Integration and interaction between BigInsights and InfoSphere Streams

Companies that continue to generate vast amounts of valuable data from their systems are struggling with analyzing data for two important purposes: sensing and responding to current events in a timely manner, and making predictions based on historical knowledge to guide responses. This situation creates the need to seamlessly run analysis of moving data (current data) and data at rest (historical data), processing massive, diverse, high-speed data. The integration of IBM's data-in-mobile (InfoSphere Streams) and data-at-rest (BigInsights) platforms addresses the needs of 3 main use cases:

  • Scalable data ingest : Continuously ingest data into BigInsights via Streams. For example, unstructured textual data from social media sources such as Twitter and Facebook is often required to extract various types of attitudes and cues. In this case, it would be much more efficient to eliminate extraneous data such as spam as early as possible if text extraction was performed while the data was being fetched. This integration allows companies to avoid huge unnecessary storage costs.
  • Accelerate and enrich : Accelerate analysis and enrichment of incoming Streams data from the context of BigInsights birthday history. BigInsights can be used to analyze data ingested and integrated from a variety of continuous and static data sources over long time windows. The results of this analysis provide context for various online analyses that can be used to steer them to a known state. Going back to the social media application scenario, an incoming Twitter message only has the ID of the person who posted it. However, historical data can enrich this information with attributes such as influencers, providing an opportunity to perform downstream analysis to appropriately address the attitudes expressed by this user.
  • Adaptive Analytical Models : Models produced by analytical operations on BigInsights, such as data mining, machine learning, or statistical modeling. These can be used as a basis for analyzing incoming data on Streams, updated based on real-time observations.
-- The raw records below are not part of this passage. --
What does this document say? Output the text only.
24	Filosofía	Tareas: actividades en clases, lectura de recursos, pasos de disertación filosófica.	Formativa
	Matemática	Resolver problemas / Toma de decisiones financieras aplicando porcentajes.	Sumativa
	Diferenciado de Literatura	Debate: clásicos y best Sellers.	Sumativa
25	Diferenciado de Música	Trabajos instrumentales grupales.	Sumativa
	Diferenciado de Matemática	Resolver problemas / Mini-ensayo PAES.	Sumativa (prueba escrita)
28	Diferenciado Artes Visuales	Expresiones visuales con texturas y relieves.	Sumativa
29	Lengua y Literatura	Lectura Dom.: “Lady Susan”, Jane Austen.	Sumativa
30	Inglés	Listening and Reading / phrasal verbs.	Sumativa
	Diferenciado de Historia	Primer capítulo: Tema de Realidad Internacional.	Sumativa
The data-in-motion and data-at-rest portions of the IBM Big Data Platform can be integrated through 3 main types of components:

  • Universal Analytics : The same analytics capabilities are available on Streams and BigInsights.
  • Common data formats : Streams format operators convert data between the Streams tuple format and the data format used by BigInsights.
  • Data Exchange Adapters : Streams Sourceand SinkAdapters can be used to exchange data with BigInsights.

concluding remarks

Helping companies manage, analyze and leverage big data is a key area of ​​focus for IBM's big data platform. This article introduces InfoSphere Streams, IBM's software platform for storing and analyzing moving data (streaming data). The paper also outlines how to integrate InfoSphere Streams with BigInsights, IBM's software platform for storing and analyzing data at rest, to enrich the capabilities for more complex analytics. Many companies recognize that leveraging big data is an important information management tool that provides unique business value and advantages. If you're ready to use InfoSphere streams, see Resources for free training materials and software.